The 256 data DATA<1:256> inputted to or outputted from the memory bank 10 are subject to serial-to-parallel conversion by the data I/O unit 30 through 256 local lines LIO<1:256> and 256 global lines GIO<1:256> and are inputted to or outputted from the 16 data I/O pads DQ<1:16>. That is, the 256 data DATA<1:256> to be outputted from the memory bank 10 to the 16 data I/O pads DQ<1:16> are transferred to the data I/O unit 30 through the 256 local lines LIO<1:256> and the 256 global lines GIO<1:256>, serialized by the data I/O unit 30 by 16 bits, and then outputted to the 16 data I/O pads DQ<1:16>. In contrast, the 256 data DATA<1:256> to be transferred from the 16 data I/O pads DQ<1:16> to the memory bank 10 are inputted to the 16 data I/O pads DQ<1:16> by 16 bits in series, parallelized by the data I/O unit 30, and then transmitted to the memory bank 10 through the 256 global lines GIO<1:256> and the 256 local lines LIO<1:256>.

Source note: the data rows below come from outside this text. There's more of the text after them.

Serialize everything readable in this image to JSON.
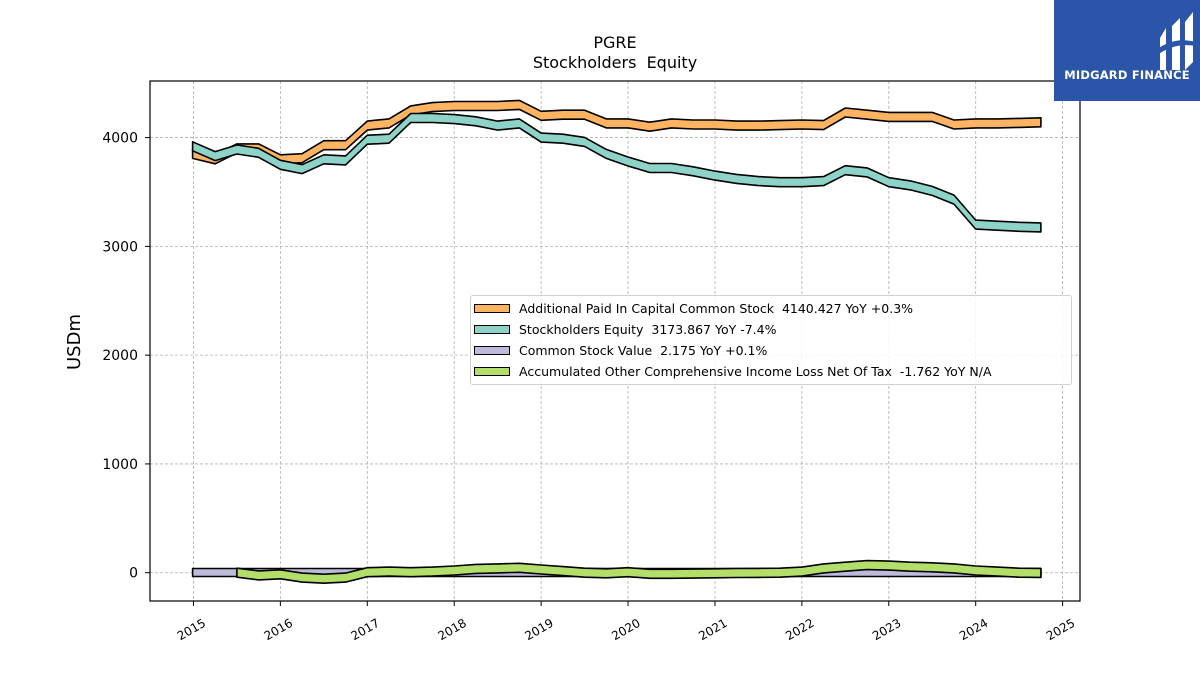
{
  "title": "PGRE",
  "subtitle": "Stockholders  Equity",
  "brand": {
    "name": "MIDGARD FINANCE",
    "color": "#2a55a8",
    "icon": "midgard-logo-icon"
  },
  "chart_data": {
    "type": "area",
    "title": "PGRE",
    "subtitle": "Stockholders  Equity",
    "ylabel": "USDm",
    "xlabel": "",
    "ylim": [
      -260,
      4520
    ],
    "xlim": [
      2014.5,
      2025.2
    ],
    "yticks": [
      0,
      1000,
      2000,
      3000,
      4000
    ],
    "ytick_labels": [
      "0",
      "1000",
      "2000",
      "3000",
      "4000"
    ],
    "xticks": [
      2015,
      2016,
      2017,
      2018,
      2019,
      2020,
      2021,
      2022,
      2023,
      2024,
      2025
    ],
    "xtick_labels": [
      "2015",
      "2016",
      "2017",
      "2018",
      "2019",
      "2020",
      "2021",
      "2022",
      "2023",
      "2024",
      "2025"
    ],
    "grid": true,
    "legend_position": "center-right",
    "series": [
      {
        "name": "Additional Paid In Capital Common Stock",
        "legend_label": "Additional Paid In Capital Common Stock  4140.427 YoY +0.3%",
        "color": "#fdb462",
        "x": [
          2014.99,
          2015.25,
          2015.5,
          2015.75,
          2016.0,
          2016.25,
          2016.5,
          2016.75,
          2017.0,
          2017.25,
          2017.5,
          2017.75,
          2018.0,
          2018.25,
          2018.5,
          2018.75,
          2019.0,
          2019.25,
          2019.5,
          2019.75,
          2020.0,
          2020.25,
          2020.5,
          2020.75,
          2021.0,
          2021.25,
          2021.5,
          2021.75,
          2022.0,
          2022.25,
          2022.5,
          2022.75,
          2023.0,
          2023.25,
          2023.5,
          2023.75,
          2024.0,
          2024.25,
          2024.5,
          2024.75
        ],
        "y": [
          3850,
          3800,
          3900,
          3900,
          3800,
          3810,
          3930,
          3930,
          4110,
          4130,
          4250,
          4280,
          4290,
          4290,
          4290,
          4300,
          4200,
          4210,
          4210,
          4130,
          4130,
          4100,
          4130,
          4120,
          4120,
          4110,
          4110,
          4115,
          4120,
          4115,
          4230,
          4210,
          4190,
          4190,
          4190,
          4120,
          4130,
          4130,
          4135,
          4140
        ]
      },
      {
        "name": "Stockholders Equity",
        "legend_label": "Stockholders Equity  3173.867 YoY -7.4%",
        "color": "#8dd3c7",
        "x": [
          2014.99,
          2015.25,
          2015.5,
          2015.75,
          2016.0,
          2016.25,
          2016.5,
          2016.75,
          2017.0,
          2017.25,
          2017.5,
          2017.75,
          2018.0,
          2018.25,
          2018.5,
          2018.75,
          2019.0,
          2019.25,
          2019.5,
          2019.75,
          2020.0,
          2020.25,
          2020.5,
          2020.75,
          2021.0,
          2021.25,
          2021.5,
          2021.75,
          2022.0,
          2022.25,
          2022.5,
          2022.75,
          2023.0,
          2023.25,
          2023.5,
          2023.75,
          2024.0,
          2024.25,
          2024.5,
          2024.75
        ],
        "y": [
          3920,
          3830,
          3890,
          3860,
          3750,
          3710,
          3800,
          3790,
          3980,
          3990,
          4180,
          4180,
          4170,
          4150,
          4110,
          4130,
          4000,
          3990,
          3960,
          3850,
          3780,
          3720,
          3720,
          3690,
          3650,
          3620,
          3600,
          3590,
          3590,
          3600,
          3700,
          3680,
          3590,
          3560,
          3510,
          3430,
          3200,
          3190,
          3180,
          3174
        ]
      },
      {
        "name": "Common Stock Value",
        "legend_label": "Common Stock Value  2.175 YoY +0.1%",
        "color": "#bebada",
        "x": [
          2014.99,
          2024.75
        ],
        "y": [
          2.175,
          2.175
        ]
      },
      {
        "name": "Accumulated Other Comprehensive Income Loss Net Of Tax",
        "legend_label": "Accumulated Other Comprehensive Income Loss Net Of Tax  -1.762 YoY N/A",
        "color": "#b3de69",
        "x": [
          2015.5,
          2015.75,
          2016.0,
          2016.25,
          2016.5,
          2016.75,
          2017.0,
          2017.25,
          2017.5,
          2017.75,
          2018.0,
          2018.25,
          2018.5,
          2018.75,
          2019.0,
          2019.25,
          2019.5,
          2019.75,
          2020.0,
          2020.25,
          2020.5,
          2020.75,
          2021.0,
          2021.25,
          2021.5,
          2021.75,
          2022.0,
          2022.25,
          2022.5,
          2022.75,
          2023.0,
          2023.25,
          2023.5,
          2023.75,
          2024.0,
          2024.25,
          2024.5,
          2024.75
        ],
        "y": [
          0,
          -25,
          -15,
          -45,
          -55,
          -45,
          5,
          10,
          5,
          10,
          20,
          35,
          40,
          45,
          30,
          15,
          0,
          -5,
          5,
          -10,
          -10,
          -8,
          -5,
          -3,
          -2,
          0,
          10,
          40,
          55,
          70,
          65,
          55,
          50,
          40,
          20,
          10,
          0,
          -2
        ]
      }
    ]
  }
}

Furthermore, the upper data I/O unit 30<UP> of the data I/O unit 30 performs serial-to-parallel or parallel-to-serial conversion on the 128 data DATA<1:128> between the upper 8 data I/O pads DQ<9:16> and the upper memory region 10<UP> and inputs/outputs the converted 128 data DATA<1:128>. The lower data I/O unit 30<DN> of the data I/O unit 30 performs serial-to-parallel or parallel-to-serial conversion on the 128 data DATA<129:256> between the lower 8 data I/O pads DQ<1:8> and the lower memory region 10<DN> and inputs/outputs the converted 128 data DATA<129:256>.
The command decoder 40 generates the column command COL_CMD by decoding an external command CMD and transfers the generated column command COL_CMD to the column operation region 60 to perform column data I/O operations.

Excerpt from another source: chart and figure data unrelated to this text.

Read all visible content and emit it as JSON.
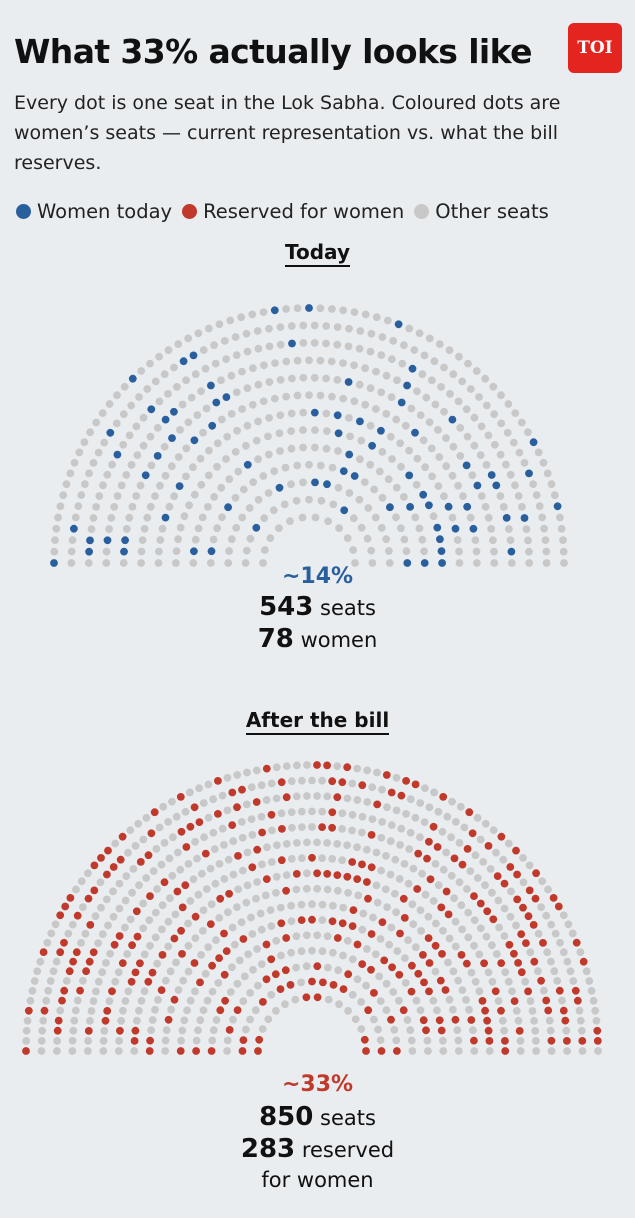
{
  "title": "What 33% actually looks like",
  "logo": "TOI",
  "subtitle": "Every dot is one seat in the Lok Sabha. Coloured dots are women’s seats — current representation vs. what the bill reserves.",
  "legend": [
    {
      "label": "Women today",
      "color": "#2a5f9e"
    },
    {
      "label": "Reserved for women",
      "color": "#c0392b"
    },
    {
      "label": "Other seats",
      "color": "#c8c8c8"
    }
  ],
  "chart_data": [
    {
      "type": "parliament",
      "title": "Today",
      "total_seats": 543,
      "highlighted_seats": 78,
      "highlight_label": "women",
      "percent_label": "~14%",
      "seats_label": "seats",
      "highlight_color": "#2a5f9e",
      "other_color": "#c8c8c8"
    },
    {
      "type": "parliament",
      "title": "After the bill",
      "total_seats": 850,
      "highlighted_seats": 283,
      "highlight_label_1": "reserved",
      "highlight_label_2": "for women",
      "percent_label": "~33%",
      "seats_label": "seats",
      "highlight_color": "#c0392b",
      "other_color": "#c8c8c8"
    }
  ]
}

The address decoder 20 generates the column address COL_ADDR by decoding an external address ADD and transfers the generated column address COL_ADDR to the column operation region 60 to select the 256 data DATA<1:256> to be used in I/O operations from the memory bank 10.

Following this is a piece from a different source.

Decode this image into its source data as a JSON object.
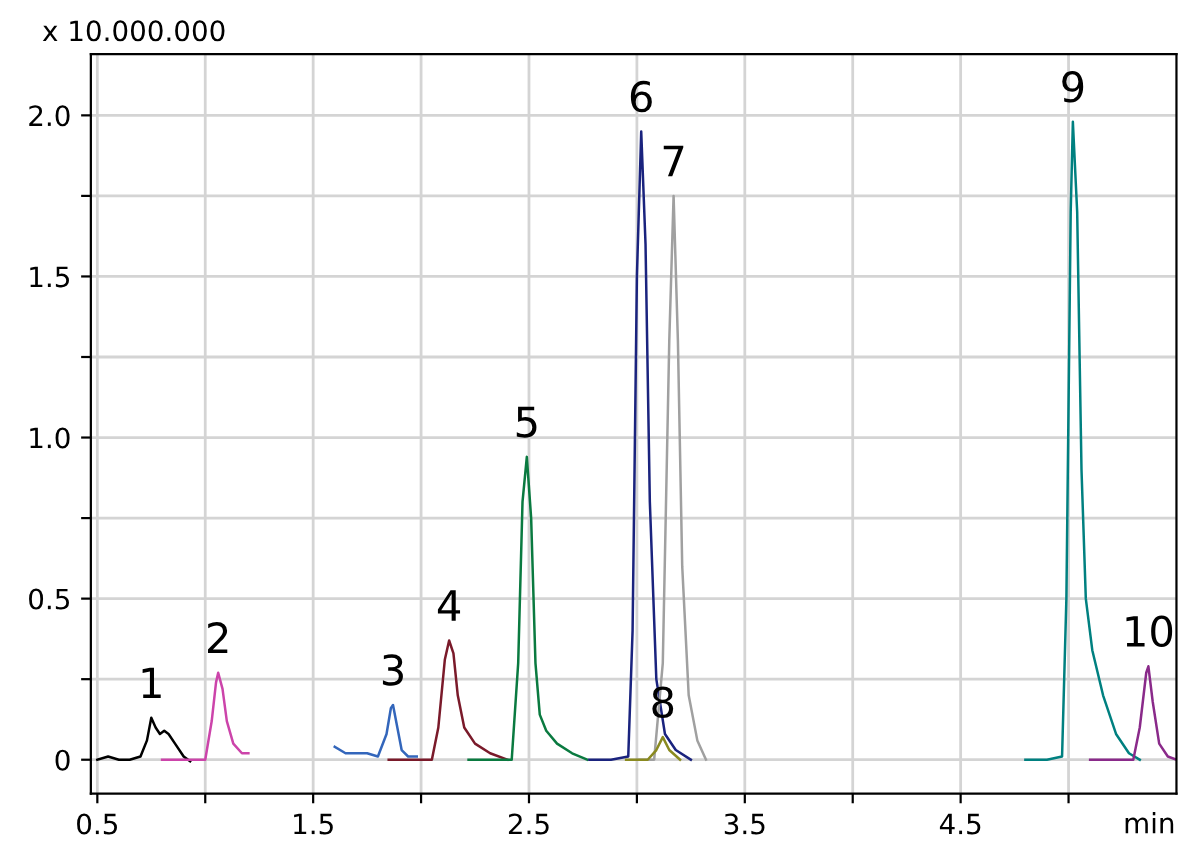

As described above, when applying the 16-bit pre-fetch scheme to the semiconductor memory device of FIG. 2, the total of the 256 local lines LIO<1:256> and the 256 global lines GIO<1:256> are necessary since the 16 data DATA1<1:16>, DATA2<1:16>, DATA3<1:16>, . . . , DATA15<1:16>, and DATA16<1:16> are outputted through the respective 16 data I/O pads DQ<1:16>. However, when applying the 8-bit pre-fetch scheme to the semiconductor memory device of FIG. 1, only the total of the 128 local lines LIO<1:128> and the 128 global lines GIO<1:128> are necessary because the 8 data DATA1<1:8>, DATA2<1:8>, DATA3<1:8>, . . . , DATA15<1:8>, and DATA16<1:8> are inputted/outputted through the respective 16 data I/O pads DQ<1:16>. That is, the number of local lines and global lines that are necessary for the 16-bit pre-fetch scheme is two times greater than the number of local lines and global lines that are necessary for the 8-bit pre-fetch scheme. Accordingly, when the 16-bit pre-fetch scheme is applied to a semiconductor memory device using the 8-bit pre-fetch scheme, the number of data lines within the semiconductor memory device is increased two times. As a result, there are concerns that the net die of the semiconductor memory device is reduced and current consumption is increased due to an increase in the number of parallel bits to be processed at the same time.